Royal Bafokeng (+38.0% YTD and discussed earlier), City Lodge Hotels (+35.6% YTD), Sappi (+35.3% YTD), and Telkom (+33.2% YTD) rounded out the top-10 YTD performers. Telkom shares surged the most in more than 12 months on 8 February (+12.4%), after investors cheered growth in its mobile service revenue (+40.7% YoY to R12.5bn), which cushioned the impact of its fixed voice and interconnection revenue, during the nine months ended December 2020.

Bottom-20 February 2021, YTD

Source: Anchor, Bloomberg

Looking at the YTD worst performers, six of the shares among the ten worst-performing counters were also among the 10 MoM worst performers, including investment Group Brait (-33.8%, and the worst-performing share YTD), Pan African Resources (in third spot and down 25.2% YTD), DRDGold (-22.4% YTD), Ascendis Health (-20.0% YTD), Harmony (-19.9% YTD), and AngloGold Ashanti (-11.5% YTD). Following African Rainbow Capital Investments’ (ARC’s) January performance (where it was the month’s worst-performing share, with a 21.5% MoM decline), the counter moved to second position with its YTD loss now standing at 26.0%.
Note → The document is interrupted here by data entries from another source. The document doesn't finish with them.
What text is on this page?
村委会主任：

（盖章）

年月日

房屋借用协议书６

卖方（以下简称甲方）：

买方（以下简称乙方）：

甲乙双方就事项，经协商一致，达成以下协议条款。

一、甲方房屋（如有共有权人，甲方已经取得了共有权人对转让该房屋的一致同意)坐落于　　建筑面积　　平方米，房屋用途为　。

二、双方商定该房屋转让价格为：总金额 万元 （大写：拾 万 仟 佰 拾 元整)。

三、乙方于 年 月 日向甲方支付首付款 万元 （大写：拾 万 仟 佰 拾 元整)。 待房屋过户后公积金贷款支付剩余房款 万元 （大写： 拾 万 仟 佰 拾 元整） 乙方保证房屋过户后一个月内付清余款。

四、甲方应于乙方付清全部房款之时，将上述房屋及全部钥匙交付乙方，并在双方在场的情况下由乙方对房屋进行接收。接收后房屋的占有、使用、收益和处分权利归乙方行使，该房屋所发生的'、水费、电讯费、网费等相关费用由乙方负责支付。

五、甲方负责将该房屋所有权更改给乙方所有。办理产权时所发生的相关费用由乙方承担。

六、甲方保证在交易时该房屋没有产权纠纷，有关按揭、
Other companies featuring prominently among the ten worst-performing shares were Fortress REIT (-16.3% YTD), Anheuser Busch InBev (AB InBev; -15.7%), and Brimstone Investments (-9.8% YTD). AB InBev said in February that it ended 4Q20 of its FY20 financial year in a strong financial position and with “momentum in key markets,”. Revenue rose 4.5% in 4Q20 compared to a 3.7% YoY decline for the full-year. In SA, its business was significantly impacted by three government bans on the sale of alcohol during 2020, which resulted in double-digit volume, revenue and EBITDA declines and significant EBITDA contraction.